Thirdly, due to the recent economic situation, NC has frozen teachers' pay for the last three years. So I'm still being paid like a third year teacher instead of a sixth year one.


So it probably has a lot more to do with my state than it does the whole US. But I have heard that the US does pay teachers less than many other countries do.


----------



## JohnGalt (Nov 5, 2011)

teddy564339 said:


> Well, there are a couple of things here.
> 
> 
> First off, my state, North Carolina, is something like the 48th or 49th lowest salary out of all 50 states in the US. Up until recently, this is one reason why it was so much easier to get a teaching job in NC than most states....a lot of people who teach around here come from the midwestern states because they couldn't get a job in their own state.
> ...


To put things in perspective, up here, entry-level teachers in their FIRST year of work make $90k in igloo territory... 

$70-80 in remote rural communities with shortages.

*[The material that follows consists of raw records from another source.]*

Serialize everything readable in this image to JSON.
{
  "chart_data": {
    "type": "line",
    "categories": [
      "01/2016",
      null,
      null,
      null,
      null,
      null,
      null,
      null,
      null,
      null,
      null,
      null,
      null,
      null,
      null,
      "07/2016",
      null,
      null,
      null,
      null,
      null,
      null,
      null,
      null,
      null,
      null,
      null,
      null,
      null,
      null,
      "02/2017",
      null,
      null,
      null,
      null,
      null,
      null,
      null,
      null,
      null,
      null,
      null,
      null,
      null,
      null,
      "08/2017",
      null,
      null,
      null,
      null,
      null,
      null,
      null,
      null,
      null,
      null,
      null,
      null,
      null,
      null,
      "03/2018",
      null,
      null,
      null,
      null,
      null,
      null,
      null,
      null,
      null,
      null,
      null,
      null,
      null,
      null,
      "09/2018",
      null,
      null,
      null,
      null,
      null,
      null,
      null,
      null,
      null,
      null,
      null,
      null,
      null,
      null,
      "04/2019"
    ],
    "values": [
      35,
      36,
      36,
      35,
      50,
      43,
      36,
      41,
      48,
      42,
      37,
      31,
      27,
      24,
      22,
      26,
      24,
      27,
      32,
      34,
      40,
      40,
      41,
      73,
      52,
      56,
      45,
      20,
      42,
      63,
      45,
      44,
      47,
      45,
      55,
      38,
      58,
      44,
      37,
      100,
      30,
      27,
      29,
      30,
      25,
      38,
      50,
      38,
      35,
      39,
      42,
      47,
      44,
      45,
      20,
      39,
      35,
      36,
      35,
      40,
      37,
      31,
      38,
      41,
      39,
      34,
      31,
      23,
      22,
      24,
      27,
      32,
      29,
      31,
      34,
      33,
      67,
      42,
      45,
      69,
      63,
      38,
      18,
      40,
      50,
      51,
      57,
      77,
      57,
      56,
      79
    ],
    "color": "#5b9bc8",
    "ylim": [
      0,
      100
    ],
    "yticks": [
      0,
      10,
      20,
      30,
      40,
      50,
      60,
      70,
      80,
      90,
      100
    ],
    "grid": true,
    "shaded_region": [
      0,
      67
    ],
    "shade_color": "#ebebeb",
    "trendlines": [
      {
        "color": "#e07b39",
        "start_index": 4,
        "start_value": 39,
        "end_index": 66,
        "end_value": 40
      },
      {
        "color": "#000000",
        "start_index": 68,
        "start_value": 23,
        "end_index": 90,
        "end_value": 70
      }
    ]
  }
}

More like $60 in most cities, but that's still double your starting rate. 

Pay grade here also depends on incoming education, not just experience. It increases with a 4-year degree vs a 3-year degree, even more with a master's, and even more if you have extra teachables, are qualified to teach people with learning disabilities, or specialize in some other way. 

With 15-20 years in, assuming you take steps to advance your career, you're making 6 figures.


----------



## JDiNicola (Dec 1, 2011)

It seems like teaching Math is the way to go for ISFJs who enjoy the subject...


----------